Гепатит  – это заболевание, характерное хроническим течением. Т.е., болезнь пожизненная. Однако, гепатит поддаётся контролю, что позволяет значительно ослабить воздействие вируса на организм. Таким образом, ответ на вопрос, гепатит лечится или нет, неоднозначен.

Лечение хронического гепатита возможно, но, преимущественно, полностью излечиться не получается. В свою очередь, гепатит С лечится более эффективно, чем В. Результаты исследований, проведённых несколько лет назад, указывают на относительно высокий показатель эффективности терапии гепатита С – до 40%.

Результаты клинических исследований ясно показали, что присутствует необходимость изменения конкретных рекомендаций относительно лечения хронической HBV-инфекции нуклеозидами и нуклеотидными аналогами. Основой для этой рекомендуемой процедуры была рекомендация EASL с 2009 года. Максимально возможное соблюдение экспертных рекомендаций является необходимым условием для достижения эффективного ухода за пациентами с вирусным гепатитом в масштабе всей страны (независимо от того, излечится заболевание полностью или нет).

Зачем лечить хроническую HBV-инфекцию?

По данным экспертных оценок, во всём мире живёт около 300 млн. человек с хроническим гепатитом. Согласно последним серологическим исследованиям от 2001 года, 0,56% наших граждан хронически инфицированы вирусом гепатита. Ежегодно сообщается о более 500 случаев острого вирусного гепатита. В хроническую стадию переходит менее 5% случаев острого гепатита у иммунокомпетентных лиц. У людей с иммунодефицитом (лица на хроническом гемодиализе, люди, перенёсшие противоопухолевую или иммуносупрессивную терапию, коинфицированные ВИЧ), имеют пониженную способность распознавать и/или ликвидировать HBV-инфекцию и, следовательно, она переходит в хроническую форму инфекции (более 50% случаев).
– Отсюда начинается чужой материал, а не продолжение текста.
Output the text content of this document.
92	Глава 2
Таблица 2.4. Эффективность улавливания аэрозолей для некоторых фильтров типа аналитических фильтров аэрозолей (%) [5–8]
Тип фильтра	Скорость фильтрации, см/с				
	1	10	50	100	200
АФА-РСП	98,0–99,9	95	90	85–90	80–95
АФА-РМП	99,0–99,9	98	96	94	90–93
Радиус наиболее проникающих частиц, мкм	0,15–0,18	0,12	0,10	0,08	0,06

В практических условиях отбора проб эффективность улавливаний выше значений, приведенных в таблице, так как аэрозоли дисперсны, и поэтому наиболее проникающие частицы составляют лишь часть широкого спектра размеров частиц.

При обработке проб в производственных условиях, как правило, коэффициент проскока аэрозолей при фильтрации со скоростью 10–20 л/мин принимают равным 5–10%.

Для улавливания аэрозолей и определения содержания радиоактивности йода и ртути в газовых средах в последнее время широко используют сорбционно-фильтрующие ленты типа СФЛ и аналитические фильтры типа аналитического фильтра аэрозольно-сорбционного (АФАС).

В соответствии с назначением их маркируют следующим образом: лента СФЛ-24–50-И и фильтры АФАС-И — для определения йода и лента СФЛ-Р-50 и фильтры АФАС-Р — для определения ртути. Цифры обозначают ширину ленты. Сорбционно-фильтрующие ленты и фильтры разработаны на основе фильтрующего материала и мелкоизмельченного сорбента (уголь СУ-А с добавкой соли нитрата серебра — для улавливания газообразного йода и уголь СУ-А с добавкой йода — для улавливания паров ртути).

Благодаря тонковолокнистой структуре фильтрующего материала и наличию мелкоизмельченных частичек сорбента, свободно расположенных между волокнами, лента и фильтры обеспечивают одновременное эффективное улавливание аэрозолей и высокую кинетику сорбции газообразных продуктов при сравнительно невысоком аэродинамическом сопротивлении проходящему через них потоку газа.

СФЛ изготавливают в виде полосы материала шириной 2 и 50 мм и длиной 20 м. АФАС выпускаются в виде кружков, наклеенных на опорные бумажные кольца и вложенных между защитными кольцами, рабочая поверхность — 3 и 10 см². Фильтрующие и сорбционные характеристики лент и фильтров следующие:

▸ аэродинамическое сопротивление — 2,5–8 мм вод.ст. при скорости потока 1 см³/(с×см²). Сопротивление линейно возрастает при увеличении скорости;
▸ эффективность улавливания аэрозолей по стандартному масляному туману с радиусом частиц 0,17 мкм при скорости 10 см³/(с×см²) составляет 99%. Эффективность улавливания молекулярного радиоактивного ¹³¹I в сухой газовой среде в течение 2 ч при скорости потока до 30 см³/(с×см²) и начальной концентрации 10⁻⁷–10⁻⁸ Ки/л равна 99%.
Вероятность развития хронической формы гепатита у инфицированных новорожденных (вертикальный путь – передача от матери) составляет более 90%, при заражении детей до 5 лет вероятность развития хронической инфекции составляет, примерно, 25-50%. Инфекции у новорожденных и маленьких детей сегодня в нашей стране совершенно исключительны ввиду скрининга всех беременных женщин на HBsAg и последующую иммунизацию новорожденных.

HBV-инфекция может привести к серьёзным, опасным для жизни повреждениям печени – молниеносному развитию гепатита, циррозу печени; кроме того, доказана и проверена причинно-следственная связь между вирусом гепатита и гепатоцеллюлярной карциномой (ГЦК) – первичным раком печени. Цирроз печени, вызванный HBV, является одним из общепринятых показаний к трансплантации печени.

Во всём мире ежегодно умирает более 1 миллиона человек из-за декомпенсированного цирроза печени и/или ГЦК, а финальная стадия HBV-инфекции представляет показания для трансплантации печени (5-10% случаев).

Болезненность и смертность, связанная с хронической инфекцией HBV, а также то, излечим или нет гепатит (полностью или относительно), зависит от степени репликации вируса и развития ГЦК или цирроза.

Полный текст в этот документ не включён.